Cit. A. Breeze Harper
Nato dal lavoro sul web di due sorelle, “Afro-ismo” è un libro che mette a tema e intreccia animalità, animalizzazione, razzismo e supremazia bianca.
Le autrici, Aph e Syl Ko, mescolano gli elementi provenienti dalla cultura pop come i video, i blog e i social network e i concetti degli animal studies, degli studi critici sulla razza, sui neri e sul femminismo con l’intento di mostrare come sia necessario decostruire la relazione che gli umani impostano con gli animali e di come ciò sia un passo fondamentale per iniziare a mettere in discussione tutto ciò che crediamo dato e immaginare nuove vie.
Leggine un estratto…
“Avete mai incontrato qualcuno che mangia carne e vi bombarda
con innumerevoli domande basate su situazioni improbabili
solo per aver messo in discussione le sue abitudini alimentari?
Questa persona solitamente afferma: “Ma cosa faremmo
di tutti gli animali negli allevamenti se questi ultimi
non esistessero più? Dovremmo liberarli tutti in una volta?
Non sarebbe un problema?”. Oppure, avete mai parlato con
qualcuno della fine del sistema carcerario, e questa persona a
un certo punto dice: “Se dovessimo chiudere le prigioni, che
dovremmo fare con tutti i prigionieri, lasciarli semplicemente
uscire?”. Benché queste domande siano frustranti e a volte
prevedibili, mostrano fino a che punto le persone siano colonizzate
dal sistema vigente, tanto da non riuscire nemmeno a
immaginare nuove possibilità. Non sono in grado di figurarsi
un sistema diverso da quello che è stato loro imposto.
Trovarsi in un contesto nuovo e caotico fa parte dell’attivismo,
ed è ciò che ci permette di varcare la soglia di un territorio
concettuale inedito. Quando si abbandonano le più banali
convinzioni, può succedere di non sapere esattamente cosa
fare, ed è questa la situazione in cui dovrebbero trovarsi
molti più attivisti. La confusione è di solito un sintomo della
decolonizzazione del sé dal sistema vigente. Le risposte non ti
vengono semplicemente offerte, dal momento che d’ora in poi
sei costretto a pensare in maniera critica. Devi creare nuovi
schemi e immaginare nuovi modi di interagire con le persone
e di fare le cose. Spesso le persone colonizzate dal sistema contemporaneo
pongono le domande in modo paternalistico,
perché non vogliono che i cambiamenti avvengano, dal momento
che la maggior parte delle persone vive all’interno della
propria comfort zone. Il cambiamento è una minaccia.

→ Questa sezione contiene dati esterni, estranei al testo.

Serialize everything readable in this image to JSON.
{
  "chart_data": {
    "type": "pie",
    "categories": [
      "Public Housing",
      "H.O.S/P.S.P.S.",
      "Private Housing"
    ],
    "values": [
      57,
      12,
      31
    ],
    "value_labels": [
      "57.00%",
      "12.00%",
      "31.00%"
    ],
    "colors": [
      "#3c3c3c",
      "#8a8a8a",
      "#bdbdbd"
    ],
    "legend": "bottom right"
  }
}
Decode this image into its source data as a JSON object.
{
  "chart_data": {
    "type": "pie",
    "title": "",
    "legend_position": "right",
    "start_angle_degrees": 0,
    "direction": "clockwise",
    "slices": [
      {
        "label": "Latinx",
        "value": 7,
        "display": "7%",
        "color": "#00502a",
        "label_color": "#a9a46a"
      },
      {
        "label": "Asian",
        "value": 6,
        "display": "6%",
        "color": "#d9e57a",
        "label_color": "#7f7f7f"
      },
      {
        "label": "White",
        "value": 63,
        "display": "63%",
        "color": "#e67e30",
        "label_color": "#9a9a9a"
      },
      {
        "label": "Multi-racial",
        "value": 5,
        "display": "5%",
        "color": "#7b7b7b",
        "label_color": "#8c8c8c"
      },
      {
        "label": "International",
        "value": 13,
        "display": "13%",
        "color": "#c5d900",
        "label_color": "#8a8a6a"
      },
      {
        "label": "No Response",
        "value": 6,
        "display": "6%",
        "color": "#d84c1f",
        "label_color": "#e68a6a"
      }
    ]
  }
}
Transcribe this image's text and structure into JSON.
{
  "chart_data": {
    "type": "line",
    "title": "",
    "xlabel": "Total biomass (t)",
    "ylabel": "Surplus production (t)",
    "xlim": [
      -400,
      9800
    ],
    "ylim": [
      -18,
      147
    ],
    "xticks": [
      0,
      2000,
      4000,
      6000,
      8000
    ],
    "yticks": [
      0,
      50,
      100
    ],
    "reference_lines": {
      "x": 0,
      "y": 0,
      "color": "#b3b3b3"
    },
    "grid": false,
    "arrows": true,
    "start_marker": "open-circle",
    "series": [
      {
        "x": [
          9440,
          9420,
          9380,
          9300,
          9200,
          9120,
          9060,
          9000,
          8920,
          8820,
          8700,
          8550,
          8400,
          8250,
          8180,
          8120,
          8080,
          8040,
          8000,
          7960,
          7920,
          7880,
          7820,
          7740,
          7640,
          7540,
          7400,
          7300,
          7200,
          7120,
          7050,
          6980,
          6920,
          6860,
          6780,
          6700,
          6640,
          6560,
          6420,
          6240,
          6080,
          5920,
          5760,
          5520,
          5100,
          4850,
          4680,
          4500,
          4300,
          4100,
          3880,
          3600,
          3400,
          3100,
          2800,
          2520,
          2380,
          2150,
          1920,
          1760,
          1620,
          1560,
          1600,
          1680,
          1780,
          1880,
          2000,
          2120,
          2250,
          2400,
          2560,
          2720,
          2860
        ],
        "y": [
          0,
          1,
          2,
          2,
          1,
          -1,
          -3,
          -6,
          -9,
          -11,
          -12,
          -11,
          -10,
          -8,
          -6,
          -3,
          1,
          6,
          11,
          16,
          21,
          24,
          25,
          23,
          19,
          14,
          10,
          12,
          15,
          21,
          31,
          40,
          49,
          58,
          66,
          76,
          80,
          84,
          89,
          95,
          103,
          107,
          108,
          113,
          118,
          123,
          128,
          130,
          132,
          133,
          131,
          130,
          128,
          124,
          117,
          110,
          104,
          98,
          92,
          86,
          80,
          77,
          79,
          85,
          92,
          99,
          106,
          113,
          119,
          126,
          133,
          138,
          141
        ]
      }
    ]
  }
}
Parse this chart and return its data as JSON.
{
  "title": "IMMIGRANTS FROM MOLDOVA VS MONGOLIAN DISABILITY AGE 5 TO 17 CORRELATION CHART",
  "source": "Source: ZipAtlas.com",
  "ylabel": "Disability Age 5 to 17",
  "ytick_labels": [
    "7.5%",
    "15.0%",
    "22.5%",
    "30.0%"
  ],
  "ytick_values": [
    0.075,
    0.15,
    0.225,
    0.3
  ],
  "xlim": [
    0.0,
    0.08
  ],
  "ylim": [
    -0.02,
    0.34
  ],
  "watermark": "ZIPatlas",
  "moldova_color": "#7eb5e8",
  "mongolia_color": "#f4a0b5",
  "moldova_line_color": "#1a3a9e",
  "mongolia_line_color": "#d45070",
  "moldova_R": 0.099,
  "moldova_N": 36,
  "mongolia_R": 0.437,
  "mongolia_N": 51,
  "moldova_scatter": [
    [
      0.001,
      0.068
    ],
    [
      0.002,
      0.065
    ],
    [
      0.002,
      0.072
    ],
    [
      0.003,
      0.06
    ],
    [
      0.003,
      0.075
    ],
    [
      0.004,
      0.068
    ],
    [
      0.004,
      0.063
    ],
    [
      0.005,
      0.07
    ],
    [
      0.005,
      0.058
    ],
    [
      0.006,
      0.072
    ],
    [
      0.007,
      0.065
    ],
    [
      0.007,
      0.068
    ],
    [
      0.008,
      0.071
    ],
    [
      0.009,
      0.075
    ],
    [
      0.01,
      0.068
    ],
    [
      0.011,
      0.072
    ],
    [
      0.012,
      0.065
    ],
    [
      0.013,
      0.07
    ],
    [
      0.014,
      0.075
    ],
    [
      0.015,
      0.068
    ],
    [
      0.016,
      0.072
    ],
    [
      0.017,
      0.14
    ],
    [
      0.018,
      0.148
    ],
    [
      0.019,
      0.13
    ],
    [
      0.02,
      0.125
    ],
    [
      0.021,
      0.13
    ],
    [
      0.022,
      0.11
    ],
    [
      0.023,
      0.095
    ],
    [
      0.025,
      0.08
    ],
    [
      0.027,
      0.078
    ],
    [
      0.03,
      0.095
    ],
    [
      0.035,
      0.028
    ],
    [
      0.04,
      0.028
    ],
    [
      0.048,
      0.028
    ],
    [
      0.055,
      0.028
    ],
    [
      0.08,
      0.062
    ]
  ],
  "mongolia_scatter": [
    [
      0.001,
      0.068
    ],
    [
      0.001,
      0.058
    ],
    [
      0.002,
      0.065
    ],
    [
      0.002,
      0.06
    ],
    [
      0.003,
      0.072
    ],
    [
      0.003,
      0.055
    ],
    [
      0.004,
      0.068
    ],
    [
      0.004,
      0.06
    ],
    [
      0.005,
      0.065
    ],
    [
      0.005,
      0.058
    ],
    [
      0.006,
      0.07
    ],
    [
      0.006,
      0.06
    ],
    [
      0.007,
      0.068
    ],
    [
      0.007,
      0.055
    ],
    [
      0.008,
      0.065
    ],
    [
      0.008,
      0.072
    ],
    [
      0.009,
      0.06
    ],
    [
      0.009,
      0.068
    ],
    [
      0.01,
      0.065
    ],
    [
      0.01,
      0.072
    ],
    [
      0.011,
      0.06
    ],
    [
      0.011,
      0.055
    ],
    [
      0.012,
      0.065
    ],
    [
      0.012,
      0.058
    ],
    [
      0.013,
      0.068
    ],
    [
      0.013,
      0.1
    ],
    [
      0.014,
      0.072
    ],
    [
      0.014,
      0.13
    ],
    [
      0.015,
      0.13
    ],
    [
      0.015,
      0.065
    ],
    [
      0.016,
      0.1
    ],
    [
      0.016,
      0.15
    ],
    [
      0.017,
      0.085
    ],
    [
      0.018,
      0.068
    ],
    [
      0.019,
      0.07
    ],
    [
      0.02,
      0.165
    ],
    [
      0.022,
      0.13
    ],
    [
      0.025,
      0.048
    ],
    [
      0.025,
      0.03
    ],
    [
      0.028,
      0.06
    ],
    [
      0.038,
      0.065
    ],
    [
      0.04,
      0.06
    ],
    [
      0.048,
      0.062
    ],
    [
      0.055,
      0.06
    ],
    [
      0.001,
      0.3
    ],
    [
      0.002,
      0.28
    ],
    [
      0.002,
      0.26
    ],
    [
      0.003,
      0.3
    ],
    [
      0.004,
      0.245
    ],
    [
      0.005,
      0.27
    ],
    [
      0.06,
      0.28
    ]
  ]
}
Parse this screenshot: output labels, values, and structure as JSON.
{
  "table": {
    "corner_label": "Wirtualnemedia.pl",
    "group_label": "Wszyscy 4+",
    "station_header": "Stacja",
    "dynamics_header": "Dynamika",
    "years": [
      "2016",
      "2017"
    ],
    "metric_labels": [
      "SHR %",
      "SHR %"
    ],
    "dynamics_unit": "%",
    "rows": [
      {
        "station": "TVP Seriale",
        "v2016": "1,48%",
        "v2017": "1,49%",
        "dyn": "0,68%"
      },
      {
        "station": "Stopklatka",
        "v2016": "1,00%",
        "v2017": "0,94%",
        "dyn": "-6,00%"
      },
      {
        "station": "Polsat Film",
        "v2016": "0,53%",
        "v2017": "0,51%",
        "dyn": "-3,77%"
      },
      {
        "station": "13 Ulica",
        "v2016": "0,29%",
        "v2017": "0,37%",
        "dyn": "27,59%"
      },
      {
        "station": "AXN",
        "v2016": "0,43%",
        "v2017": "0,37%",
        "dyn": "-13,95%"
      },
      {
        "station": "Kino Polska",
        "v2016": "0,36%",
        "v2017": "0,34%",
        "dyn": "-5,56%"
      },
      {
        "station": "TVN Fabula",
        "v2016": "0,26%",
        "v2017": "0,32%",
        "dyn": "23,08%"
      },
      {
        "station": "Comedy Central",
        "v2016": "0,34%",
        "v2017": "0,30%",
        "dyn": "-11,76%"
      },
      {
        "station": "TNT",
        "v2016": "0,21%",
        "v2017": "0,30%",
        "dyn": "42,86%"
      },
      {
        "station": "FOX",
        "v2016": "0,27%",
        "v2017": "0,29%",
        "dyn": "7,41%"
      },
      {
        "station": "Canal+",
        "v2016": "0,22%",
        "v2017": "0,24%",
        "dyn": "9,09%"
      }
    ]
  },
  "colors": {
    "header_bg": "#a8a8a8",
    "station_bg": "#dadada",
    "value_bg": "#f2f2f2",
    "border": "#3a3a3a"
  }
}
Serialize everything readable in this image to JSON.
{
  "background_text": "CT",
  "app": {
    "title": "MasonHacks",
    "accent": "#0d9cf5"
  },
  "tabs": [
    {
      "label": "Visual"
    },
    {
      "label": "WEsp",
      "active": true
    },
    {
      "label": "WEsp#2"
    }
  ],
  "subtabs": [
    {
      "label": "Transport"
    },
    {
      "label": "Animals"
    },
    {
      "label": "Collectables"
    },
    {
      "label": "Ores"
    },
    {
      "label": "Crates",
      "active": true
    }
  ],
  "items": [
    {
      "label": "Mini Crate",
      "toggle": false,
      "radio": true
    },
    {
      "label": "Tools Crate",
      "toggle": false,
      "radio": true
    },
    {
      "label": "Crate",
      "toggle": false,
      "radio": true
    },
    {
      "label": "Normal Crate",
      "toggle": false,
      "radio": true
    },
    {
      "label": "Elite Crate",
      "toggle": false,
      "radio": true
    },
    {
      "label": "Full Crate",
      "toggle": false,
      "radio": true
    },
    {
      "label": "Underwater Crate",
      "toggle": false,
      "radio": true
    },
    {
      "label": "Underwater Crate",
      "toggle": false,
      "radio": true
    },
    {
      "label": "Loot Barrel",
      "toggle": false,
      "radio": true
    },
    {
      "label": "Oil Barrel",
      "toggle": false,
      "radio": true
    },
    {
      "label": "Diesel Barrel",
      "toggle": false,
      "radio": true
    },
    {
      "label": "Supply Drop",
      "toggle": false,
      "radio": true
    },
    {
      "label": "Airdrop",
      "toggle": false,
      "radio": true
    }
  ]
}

Ricordo che una volta dissi a un professore sessista della
mia università che ero femminista. Avevamo appena terminato
una riunione e stavamo uscendo dall’edificio. Mentre camminavamo
verso l’uscita, mi chiese: “So che sei femminista e
non voglio offenderti, posso aprirti la porta? Consenti agli
uomini che ti aprano la porta o ti offendi?”.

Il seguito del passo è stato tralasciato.